This blog post discusses the need for every business owner to actively strategize, document, and even practice their disaster recovery plans. Your disaster recovery plan should address not only the disaster that results from the risk of litigation, but also the many ways mother nature and life itself can throw a wrench in your ability to sustain business operations. So, here's some things to consider.
In these litigious times, every business and every business owner is at risk. In addition to those who would rather sue you for the slightest of missteps, business owners also must deal with the ever-present threat of fires, floods, snowstorms, theft, data loss, and a laundry list of other threats. Every business, large or small, needs the right business insurance so they are protected against loss. Small businesses are at risk for the very reason that they are small. But, like any other aspect of running a business, the key to survival is preparation.
Here are some considerations when drafting your business disaster recovery and continuity of operations plan:
- Assess your risks. Before you can begin creating a plan to deal with disasters, you need to come up with a list of external events that can hurt your company. Think through all the threats that could cause damage to your business, and determine how they might affect you. These can be natural events, such as a tornado or flood, or man-made ones, like robbery or fire.
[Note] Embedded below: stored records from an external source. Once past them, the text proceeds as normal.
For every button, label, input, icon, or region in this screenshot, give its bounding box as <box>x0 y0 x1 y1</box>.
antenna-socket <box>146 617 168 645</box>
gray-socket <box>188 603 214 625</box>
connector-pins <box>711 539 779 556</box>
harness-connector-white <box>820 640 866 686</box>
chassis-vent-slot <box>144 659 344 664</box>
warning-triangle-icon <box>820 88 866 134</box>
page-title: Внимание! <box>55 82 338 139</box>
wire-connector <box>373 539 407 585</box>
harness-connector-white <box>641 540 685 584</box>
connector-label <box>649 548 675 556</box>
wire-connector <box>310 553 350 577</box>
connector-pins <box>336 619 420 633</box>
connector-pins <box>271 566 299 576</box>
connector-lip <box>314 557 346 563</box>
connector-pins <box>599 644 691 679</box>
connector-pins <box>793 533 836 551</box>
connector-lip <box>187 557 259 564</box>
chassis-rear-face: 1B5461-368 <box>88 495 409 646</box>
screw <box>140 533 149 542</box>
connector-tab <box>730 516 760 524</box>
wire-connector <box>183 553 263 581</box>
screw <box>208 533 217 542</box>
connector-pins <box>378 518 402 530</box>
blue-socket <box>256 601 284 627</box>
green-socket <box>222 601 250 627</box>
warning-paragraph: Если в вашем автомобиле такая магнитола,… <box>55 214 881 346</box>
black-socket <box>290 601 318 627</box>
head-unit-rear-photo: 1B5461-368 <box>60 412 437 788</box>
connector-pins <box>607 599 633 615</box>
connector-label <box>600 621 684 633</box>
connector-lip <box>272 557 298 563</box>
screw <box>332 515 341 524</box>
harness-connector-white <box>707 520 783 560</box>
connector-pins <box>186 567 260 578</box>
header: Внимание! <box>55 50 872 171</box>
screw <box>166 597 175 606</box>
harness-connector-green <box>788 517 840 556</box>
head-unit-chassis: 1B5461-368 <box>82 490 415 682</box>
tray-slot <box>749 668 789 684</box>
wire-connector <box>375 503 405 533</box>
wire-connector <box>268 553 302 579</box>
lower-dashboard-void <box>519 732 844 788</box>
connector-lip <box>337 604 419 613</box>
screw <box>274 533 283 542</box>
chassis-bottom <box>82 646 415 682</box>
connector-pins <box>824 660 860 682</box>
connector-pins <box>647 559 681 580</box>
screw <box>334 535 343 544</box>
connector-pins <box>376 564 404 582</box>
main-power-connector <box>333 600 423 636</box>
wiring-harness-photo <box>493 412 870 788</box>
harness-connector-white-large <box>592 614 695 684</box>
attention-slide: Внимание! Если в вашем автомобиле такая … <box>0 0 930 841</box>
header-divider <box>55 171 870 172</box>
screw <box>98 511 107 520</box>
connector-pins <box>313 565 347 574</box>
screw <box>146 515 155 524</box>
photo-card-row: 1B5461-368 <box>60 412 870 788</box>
- Prioritize business functions. Decide the order in which certain business operations will be and should be restored in the event of an interruption. Functions that bring in more business and generate more sales should be your first priorities. Having the proper business insurance coverage for those operations can help you recoup your losses and get the most critical functions of your business rolling again.
- Develop prevention and mitigation strategies. Once you've determined your business's most important functions, the next step is to come up with strategies around them to prevent and mitigate the various types of disasters you may encounter. For example, if electrical power is a crucial operations item, your recovery strategy should include ways to quickly correct a power failure.
- Test and maintain your plan. You don't want your first test to be the real event. When your plans are developed, test them out: Have your team walk through the steps of your disaster-recovery plan. If you can't do what needs to be done, figure out how to modify the plan so your recovery goals can be achieved.